Making teachers an afterthought
While political leaders throughout the United States continue to heap high-stakes tests on 8-year-olds and wring their hands over less-than-magical scores, many of these same leaders – if you want to call them that — persist in neglecting the teachers at the heart of the educational process. And, I am not just talking about Texas, although our state ranks right down there with the most neglectful.
Now, those of you who think teacher pay isn’t a valid educational issue can go back to sleep.

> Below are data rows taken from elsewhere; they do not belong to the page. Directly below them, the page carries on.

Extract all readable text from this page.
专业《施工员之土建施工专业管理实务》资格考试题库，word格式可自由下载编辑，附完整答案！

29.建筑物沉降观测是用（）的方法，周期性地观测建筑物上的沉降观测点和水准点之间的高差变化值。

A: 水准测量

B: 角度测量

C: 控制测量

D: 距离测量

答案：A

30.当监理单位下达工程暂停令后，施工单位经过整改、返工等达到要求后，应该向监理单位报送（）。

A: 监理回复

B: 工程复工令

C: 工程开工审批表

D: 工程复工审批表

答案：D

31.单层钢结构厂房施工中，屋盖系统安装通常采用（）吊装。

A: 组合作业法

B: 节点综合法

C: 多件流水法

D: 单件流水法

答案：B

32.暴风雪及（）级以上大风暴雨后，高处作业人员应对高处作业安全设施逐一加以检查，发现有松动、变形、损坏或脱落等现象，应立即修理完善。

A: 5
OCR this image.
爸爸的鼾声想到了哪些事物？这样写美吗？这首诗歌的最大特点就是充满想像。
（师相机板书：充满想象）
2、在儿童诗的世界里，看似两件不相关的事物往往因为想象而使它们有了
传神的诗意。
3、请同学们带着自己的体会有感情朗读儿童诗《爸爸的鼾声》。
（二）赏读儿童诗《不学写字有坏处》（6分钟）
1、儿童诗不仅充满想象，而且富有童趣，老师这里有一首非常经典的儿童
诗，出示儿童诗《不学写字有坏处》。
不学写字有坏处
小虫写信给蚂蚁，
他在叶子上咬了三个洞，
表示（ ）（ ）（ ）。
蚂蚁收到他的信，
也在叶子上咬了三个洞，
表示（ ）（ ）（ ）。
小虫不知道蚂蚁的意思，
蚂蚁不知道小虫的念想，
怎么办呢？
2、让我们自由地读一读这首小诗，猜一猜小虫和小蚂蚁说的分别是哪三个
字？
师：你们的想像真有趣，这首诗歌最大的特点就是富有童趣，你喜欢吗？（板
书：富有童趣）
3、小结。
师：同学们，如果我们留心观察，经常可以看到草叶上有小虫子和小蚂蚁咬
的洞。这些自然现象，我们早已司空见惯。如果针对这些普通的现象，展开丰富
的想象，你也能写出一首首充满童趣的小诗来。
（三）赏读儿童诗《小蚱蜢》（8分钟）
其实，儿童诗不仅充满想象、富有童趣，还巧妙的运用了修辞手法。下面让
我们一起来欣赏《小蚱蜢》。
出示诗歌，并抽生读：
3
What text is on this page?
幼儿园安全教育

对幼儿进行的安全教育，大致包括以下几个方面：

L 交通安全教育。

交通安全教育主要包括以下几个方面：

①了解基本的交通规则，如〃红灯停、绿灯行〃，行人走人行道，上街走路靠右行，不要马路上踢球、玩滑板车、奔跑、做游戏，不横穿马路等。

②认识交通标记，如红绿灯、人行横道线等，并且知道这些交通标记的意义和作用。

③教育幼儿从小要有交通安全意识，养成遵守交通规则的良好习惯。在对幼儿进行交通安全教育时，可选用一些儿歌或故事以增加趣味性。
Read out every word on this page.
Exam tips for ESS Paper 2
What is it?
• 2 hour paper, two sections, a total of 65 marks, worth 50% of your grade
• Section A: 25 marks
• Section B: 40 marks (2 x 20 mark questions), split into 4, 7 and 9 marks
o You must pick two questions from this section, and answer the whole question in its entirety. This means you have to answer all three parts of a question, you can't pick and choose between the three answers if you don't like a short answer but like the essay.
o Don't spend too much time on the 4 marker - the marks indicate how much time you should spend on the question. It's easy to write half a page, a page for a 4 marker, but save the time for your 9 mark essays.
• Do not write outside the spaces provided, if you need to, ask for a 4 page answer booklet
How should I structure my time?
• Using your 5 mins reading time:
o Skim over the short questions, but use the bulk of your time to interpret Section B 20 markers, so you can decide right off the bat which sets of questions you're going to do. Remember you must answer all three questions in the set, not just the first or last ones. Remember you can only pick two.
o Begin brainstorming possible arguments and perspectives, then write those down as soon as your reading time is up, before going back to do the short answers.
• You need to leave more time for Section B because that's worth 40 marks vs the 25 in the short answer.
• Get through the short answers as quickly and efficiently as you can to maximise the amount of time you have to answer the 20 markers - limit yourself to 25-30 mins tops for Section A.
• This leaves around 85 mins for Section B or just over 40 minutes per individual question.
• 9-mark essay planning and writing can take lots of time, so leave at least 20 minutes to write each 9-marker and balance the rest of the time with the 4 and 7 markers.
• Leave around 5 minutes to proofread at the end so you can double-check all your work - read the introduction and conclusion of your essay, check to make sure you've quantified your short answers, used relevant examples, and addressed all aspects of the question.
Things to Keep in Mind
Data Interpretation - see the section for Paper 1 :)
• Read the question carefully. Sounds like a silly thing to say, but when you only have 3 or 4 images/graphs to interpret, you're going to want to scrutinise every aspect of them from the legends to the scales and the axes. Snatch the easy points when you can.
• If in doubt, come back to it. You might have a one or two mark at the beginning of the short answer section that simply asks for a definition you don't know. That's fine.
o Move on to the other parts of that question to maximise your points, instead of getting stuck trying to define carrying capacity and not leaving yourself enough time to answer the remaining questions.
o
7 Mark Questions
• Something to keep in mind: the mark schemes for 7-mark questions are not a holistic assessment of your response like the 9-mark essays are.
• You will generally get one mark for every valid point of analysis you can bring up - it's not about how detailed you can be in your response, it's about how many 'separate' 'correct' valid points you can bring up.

If you think teachers are overpaid because most of them get two months off during the summer, even if they cram about 12 or 13 months’ worth of work into a typical school year, you may find the Cartoon Network or the Disney Channel more to your level of comprehension.
But if you believe that teachers should be paid as professionals at a level that recognizes and rewards the value of their work, read on to learn just how far off the mark the United States has fallen in this age of “accountability.”
Pay for teachers in the United States is now only sixth highest in the world, according to a new report by UNESCO, the United Nations Educational, Scientific and Cultural Organization. This ranking is based on daily pay of teachers in public primary schools, adjusted for purchasing power parity. The UNESCO report is summarized in HR Exchange, a publication of the Texas Association of School Boards, linked below.
Since 2000, the purchasing power of teachers has increased significantly in many countries, while increasing by less than 5 percent in the United States. This means that average teacher pay in the U.S. – unlike, say, the pay of hedge fund managers and other business billionaires who are some of our public schools’ biggest critics – has only slightly outpaced inflation. In Texas, according to TASB, the purchasing power for the average teacher in Texas has declined by $1,000 since 2000.
The UNESCO study also found that the United States, on average, rewards experienced teachers less for their years of service — compared to starting teachers’ salaries — than most other industrialized countries. And, the pay disparity between teachers and other people with similar educational backgrounds is greater in the U.S.
Teachers in the United States, according to the report, are paid between 66 percent and 70 percent of the average salaries of other people with bachelor’s degrees. Teachers in the 34 countries belonging to the Organization for Economic Cooperation and Development, which include many countries with much smaller economies than the U.S., earn, on average, between 80 percent and 89 percent of the salaries of other individuals with bachelor’s degrees.
That comparison may be worse in Texas, where teacher pay is more than $7,000 below the U.S. average. And, now, state Education Commissioner Michael Williams, prodded by the Obama administration, wants to add insult to injury by imposing a teacher evaluation system that would potentially link teacher pay to student test scores.
Williams needs to get a clue, and, unfortunately, he isn’t the only one.